As i mentioned, you can get close with the json parser and an input (file?).:

telegraf config example:

  name_override="example1"
  data_format = "json"
  json_query = "pasxml.volumes.volume"
  json_name_key = "system_name"
  tag_keys = [
    "id",
    "name",
    "state"
  ]

  json_string_fields = [
    "spaceUsedGB",
    "spaceAvailableGB",
    "hardQuotaGB",
    "softQuotaGB"
  ]

output:

example1,id=1,name=/,state=Online hardQuotaGB="0.52",spaceUsedGB="0",spaceAvailableGB="695667.94",softQuotaGB="0.52" 1544661151000000000
example1,id=8,name=/datacentre/archvol/pan101,state=Online hardQuotaGB="117000.00",softQuotaGB="90000.00",spaceUsedGB="117000.01",spaceAvailableGB="695667.94" 1544661151000000000

input:

{
	"pasxml": {
		"version": "6.0.0",
		"system": {
			"name": "example1",
			"IPV4": "0.0.0.0",
			"alertLevel": "critical",
			"state": "online"
		},
		"time": "2018-12-11T09:40:02Z",
		"volumes": {
			"volume": [{
					"id": "1",
					"name": "/",
					"bladesetName": {
						"id": "1",
						"#text": "Set-1"
					},
					"state": "Online",
					"raid": "Object RAID6+",
					"director": "Shelf-001,1",
					"volservice": "0x0400000000000004(FM)",
					"objectId": "I-xD0200000000000004-xG7ee84b0c-xU00004a75726a656e",
					"recoveryPriority": "1",
					"efsaMode": "retry",
					"spaceUsedGB": "0",
					"spaceAvailableGB": "695667.94",
					"hardQuotaGB": "0.52",
					"softQuotaGB": "0.52",
					"userQuotaPolicy": {
						"inherit": "0",
						"#text": "disabled"
					},
					"stats": null
				},
				{
					"id": "8",
					"name": "/datacentre/archvol/pan101",
					"bladesetName": {
						"id": "1",
						"#text": "Set-1"
					},
					"alertLevel": "critical",
					"state": "Online",
					"raid": "Object RAID6+",
					"director": "Shelf-008,1",
					"volservice": "0x04000000000000ec(FM)",
					"objectId": "I-xD02000000000000ec-xG5c7aef6f-xU00004a75726a656e",
					"recoveryPriority": "50",
					"efsaMode": "retry",
					"spaceUsedGB": "117000.01",
					"spaceAvailableGB": "695667.94",
					"hardQuotaGB": "117000.00",
					"softQuotaGB": "90000.00",
					"userQuotaPolicy": {
						"inherit": "1",
						"#text": "disabled"
					},
					"stats": null
				}
			]
		}
	}
}


#5

Thanks, that’s a great help!

With regard to the timestamp uniqueness. Would a reasonable solution be to add a timestamp + 1ns to each pasxml.volumes section to make each entry unique? Would that have any consequences when retrieving data later on?


#6

Perhaps I’ve misunderstood your post with regard to uniqueness. If it’s the case that time series databases cannot have two matching entries, then the following documentation is a little misleading to say the least.

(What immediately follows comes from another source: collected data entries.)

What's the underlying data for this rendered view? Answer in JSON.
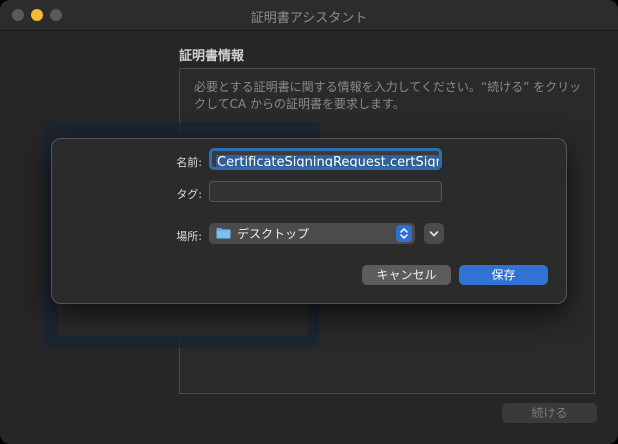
{
  "window": {
    "title": "証明書アシスタント"
  },
  "assistant": {
    "section_title": "証明書情報",
    "description": "必要とする証明書に関する情報を入力してください。“続ける” をクリックしてCA からの証明書を要求します。",
    "continue_label": "続ける"
  },
  "save_sheet": {
    "name_label": "名前:",
    "name_value": "CertificateSigningRequest.certSigni",
    "tag_label": "タグ:",
    "tag_value": "",
    "where_label": "場所:",
    "where_value": "デスクトップ",
    "cancel_label": "キャンセル",
    "save_label": "保存"
  },
  "icons": {
    "folder": "folder-icon",
    "stepper": "up-down-chevron-icon",
    "expand": "chevron-down-icon"
  },
  "colors": {
    "accent": "#2f73d4",
    "minimize": "#f6b73b"
  }
}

The examples on this page have exactly similar timestamps for two or more entries in the same table. I presume I don’t need to add unique timestamps for each entry in my situation?


#7

Yes, that was my bad. Apparently it’s measurement, timestamp, and tag-set unique. so, you’d be fine as your tags would be different, just as the park_id is different for the same timestamps in that doc you linked.